O jornalismo precisa construir novos imaginários sobre os povos indígenas

Por Amanda de Oliveira

A construção de narrativas sobre os povos através da mídia. Foto: Conselho Indígena Missionário/ Divulgação.

Nós jornalistas temos uma grande força em mãos, o nosso trabalho até é chamado de o “quarto poder”. É realmente muito poderoso você apresentar algo à alguém. Imagine como é para os pais com seus filhos pequenos, tudo é novidade. Os filhos são marcados pelos ensinamentos dos seus pais. O que é certo ou errado não foi descoberto, foi apresentado e aceito, até que se construa suas próprias opiniões de acordo com suas vivências – o que pode nem vir a acontecer.

Mas o que tem a ver criar filhos com o trabalho jornalístico? Na minha opinião um ponto bem específico. Somos nós quem levamos para casa das pessoas informações sobre quaisquer assuntos, de quaisquer lugares, que eles podem nem conhecer. E é a partir das nossas informações que as pessoas descobrem sobre novas coisas muita das vezes – não quero ser pretensiosa achando que todo mundo descobre tudo somente por jornais, porque não é verdade.

Pouco antes, falei que noticiamos sobre quaisquer assuntos. Mas eu mesma discordo dessa sentença. Não noticiamos sobre quaisquer assuntos, e isso é perigoso. Há um monte de pautas invisibilizadas, onde a realidade das pessoas não é mostrada para o resto do mundo. Noticiamos aquilo que está na agenda, o que parece ser “o mais importante” para todo público. Mas a agenda falha em deixar de fora muitas questões. Aqui, neste ensaio, falo especificamente da questão indígena. O que e como se fala sobre os povos do Brasil?

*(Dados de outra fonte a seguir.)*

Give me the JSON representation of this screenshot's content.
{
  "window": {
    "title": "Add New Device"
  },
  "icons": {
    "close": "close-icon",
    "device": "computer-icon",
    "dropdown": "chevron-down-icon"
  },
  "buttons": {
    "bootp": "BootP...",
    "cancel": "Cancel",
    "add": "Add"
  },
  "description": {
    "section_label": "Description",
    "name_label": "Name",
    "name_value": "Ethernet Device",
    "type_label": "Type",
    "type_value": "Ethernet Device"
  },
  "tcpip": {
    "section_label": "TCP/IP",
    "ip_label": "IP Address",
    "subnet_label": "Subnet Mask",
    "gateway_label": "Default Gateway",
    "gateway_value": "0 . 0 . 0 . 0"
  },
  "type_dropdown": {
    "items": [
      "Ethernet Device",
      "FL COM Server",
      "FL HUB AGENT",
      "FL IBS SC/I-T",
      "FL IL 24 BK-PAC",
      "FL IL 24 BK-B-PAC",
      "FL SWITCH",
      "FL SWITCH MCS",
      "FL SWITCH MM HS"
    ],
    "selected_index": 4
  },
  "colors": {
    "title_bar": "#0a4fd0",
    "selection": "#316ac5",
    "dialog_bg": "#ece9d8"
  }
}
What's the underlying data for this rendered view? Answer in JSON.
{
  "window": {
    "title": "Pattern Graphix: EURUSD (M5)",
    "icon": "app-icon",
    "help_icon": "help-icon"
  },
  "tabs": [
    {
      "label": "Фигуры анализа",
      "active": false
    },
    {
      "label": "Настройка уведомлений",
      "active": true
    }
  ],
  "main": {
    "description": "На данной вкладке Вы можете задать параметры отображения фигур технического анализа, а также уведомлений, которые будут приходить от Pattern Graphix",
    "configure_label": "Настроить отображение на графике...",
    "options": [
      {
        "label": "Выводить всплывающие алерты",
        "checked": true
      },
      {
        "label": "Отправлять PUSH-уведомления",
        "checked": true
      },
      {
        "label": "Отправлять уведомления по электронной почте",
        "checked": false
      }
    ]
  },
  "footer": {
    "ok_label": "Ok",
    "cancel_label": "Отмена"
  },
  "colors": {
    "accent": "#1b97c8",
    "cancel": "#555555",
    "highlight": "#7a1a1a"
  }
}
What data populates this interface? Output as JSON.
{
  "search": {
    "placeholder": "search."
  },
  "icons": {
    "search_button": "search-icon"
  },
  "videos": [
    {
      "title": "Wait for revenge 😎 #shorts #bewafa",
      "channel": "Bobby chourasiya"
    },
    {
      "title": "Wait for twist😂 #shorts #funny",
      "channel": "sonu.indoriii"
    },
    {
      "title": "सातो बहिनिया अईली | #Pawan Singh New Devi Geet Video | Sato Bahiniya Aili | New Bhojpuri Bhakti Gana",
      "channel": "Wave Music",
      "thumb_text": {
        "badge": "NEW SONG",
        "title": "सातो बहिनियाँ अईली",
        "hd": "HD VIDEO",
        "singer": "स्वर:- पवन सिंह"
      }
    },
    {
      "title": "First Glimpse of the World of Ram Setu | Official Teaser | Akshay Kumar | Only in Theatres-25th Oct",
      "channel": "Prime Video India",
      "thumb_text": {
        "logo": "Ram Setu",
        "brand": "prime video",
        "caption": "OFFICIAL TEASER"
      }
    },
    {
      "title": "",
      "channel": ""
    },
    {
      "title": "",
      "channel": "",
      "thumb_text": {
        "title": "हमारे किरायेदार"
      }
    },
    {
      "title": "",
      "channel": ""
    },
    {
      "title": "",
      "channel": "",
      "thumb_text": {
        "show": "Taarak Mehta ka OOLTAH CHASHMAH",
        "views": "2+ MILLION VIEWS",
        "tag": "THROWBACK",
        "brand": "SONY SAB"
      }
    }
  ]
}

Primeiro, não se fala. Segundo, se fala erroneamente. Eu me aproximei da questão indígena através de um projeto em que eu participei e fiz pesquisas, falo deste lugar. Mas meu lugar poderia ser outro, poderia desconhecer a pauta, saber que existe e não muito mais. O jornalismo sobre os povos indígenas está mudando, é verdade, mas ainda há uma gama de erros que são cometidos.

Precisamos entender que durante séculos os povos indígenas sofreram com diversas mazelas projetadas pelo próprio Estado. Não vou me prolongar e citar todas porque começam lá atrás, quando suas terras foram invadidas e exploradas. Aqui tratarei um pouco da comunicação sobre os povos, que é influenciada pela história. Durante os anos foi construída uma visão errônea sobre os indígenas. Nos livros didáticos, por exemplo, lemos somente os nomes dos povos “Guarani e Tupi”, como se todos os outros não existissem, quando, na verdade, hoje no Brasil, são mais de 305 povos indígenas.

E o jornalismo por vezes reforça esta ideia. Na faculdade foram apresentados vários erros cometidos em jornais, que acabam por reforçar estereótipos e retroceder os conhecimentos sobre os povos.

O jornalismo, por vezes, constrói a ideia que todos os povos são iguais, que possuem as mesmas tradições e opiniões. O jornalismo, por vezes, reforça a ideia de “pessoas atrasadas”. O jornalismo, por vezes, não busca como fonte uma liderança indígena, busca um antropólogo branco. O jornalismo, por vezes, fala da questão indígena somente quando acontece uma violência. O jornalismo, por vezes, se posiciona contrário a pautas de retomada de território e garantem que é uma invasão. O jornalismo, por muitas vezes, usa termos errados, como índio.

Tudo isso poderia construir em mim um imaginário bastante pejorativo sobre os indígenas. Me pego imaginando como deve ser para os povos se verem representados de uma maneira tão errada, com sua realidade distorcida de tal forma que você nem a reconhece, não conseguindo ver a sua luta e a beleza do seu povo retratados na mídia.

Por fim, para concluir meus pensamentos e trazer uma visão mais esperançosa, acredito que o jornalismo está se transformando sobre esta pauta, e poderemos construir novos imaginários (mais respeitosos e reais) sobre os povos indígenas. Ajudá-los (não como tutelagem, mas sim, parceria) a reivindicar suas pautas. Acredito sim no papel transformador do jornalismo, em seu ato de apresentar as realidades e cobrar mudanças. Acredito no poder do jornalismo. Agora é hora de aprendermos cada dia mais a usá-lo.